Business information security is a major financial risk. It’s crucial for finance executives to factor information security considerations into risk-mitigation controls to obtain a complete picture of all the potential risks your organization faces.
Below, explore the benefits of an information security program, what a strong program looks like, and ways you can assess and validate existing controls to develop and improve your organization’s security framework. First, to stress the importance of improving security, there’s a quick reminder of how costly a data breach could be for your organization.
What are the financial consequences of a data breach?
Data breaches happen more frequently in today’s business landscape — and they’re expensive. 30% of major security incidents result in damages between $100,000 to $500,000 according to the 2020 Insider Threat Report from Cybersecurity Insiders. Business email compromise scams alone have results in over 166,000 incidents around the world and $26 billion in loss since 2013, according to the 2020 Trustwave Global Security Report.
Recovery costs can exceed estimates very quickly. Information security should be considered a high-level risk because of its financial implications; it can directly affect an organization’s bottom line.
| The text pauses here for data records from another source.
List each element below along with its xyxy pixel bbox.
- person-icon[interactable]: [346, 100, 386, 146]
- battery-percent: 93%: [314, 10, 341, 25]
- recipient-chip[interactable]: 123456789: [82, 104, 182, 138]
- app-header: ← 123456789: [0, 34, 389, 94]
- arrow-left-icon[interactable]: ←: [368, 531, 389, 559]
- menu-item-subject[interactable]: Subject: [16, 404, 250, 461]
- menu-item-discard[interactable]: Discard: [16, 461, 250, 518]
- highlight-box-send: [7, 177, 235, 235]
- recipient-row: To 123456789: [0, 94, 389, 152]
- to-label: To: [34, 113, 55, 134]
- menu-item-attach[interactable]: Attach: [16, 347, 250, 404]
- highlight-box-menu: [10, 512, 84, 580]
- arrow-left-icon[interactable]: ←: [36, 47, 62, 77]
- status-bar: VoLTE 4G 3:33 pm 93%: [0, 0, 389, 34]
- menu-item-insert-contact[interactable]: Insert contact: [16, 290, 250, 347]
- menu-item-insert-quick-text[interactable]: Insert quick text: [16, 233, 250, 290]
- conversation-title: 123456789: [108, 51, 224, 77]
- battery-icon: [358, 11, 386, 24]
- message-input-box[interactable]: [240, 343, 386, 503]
Beyond direct financial loss, other potential financial consequences include:
- Reputation damage
- Intellectual property theft
- Regulatory fines
Cybersecurity insurance may be able to help you recoup direct financial loss, but it won’t protect against intellectual property losses or a hit to your organization’s reputation.
What is an information security program?
An information security programs supports an organization’s technology framework by protecting IT assets, data, and business processes.
What are the steps of the information security program lifecycle?
Financial executives regularly decide which risk mitigation controls to implement based on risk trade-offs and regulatory pressures using a risk management framework.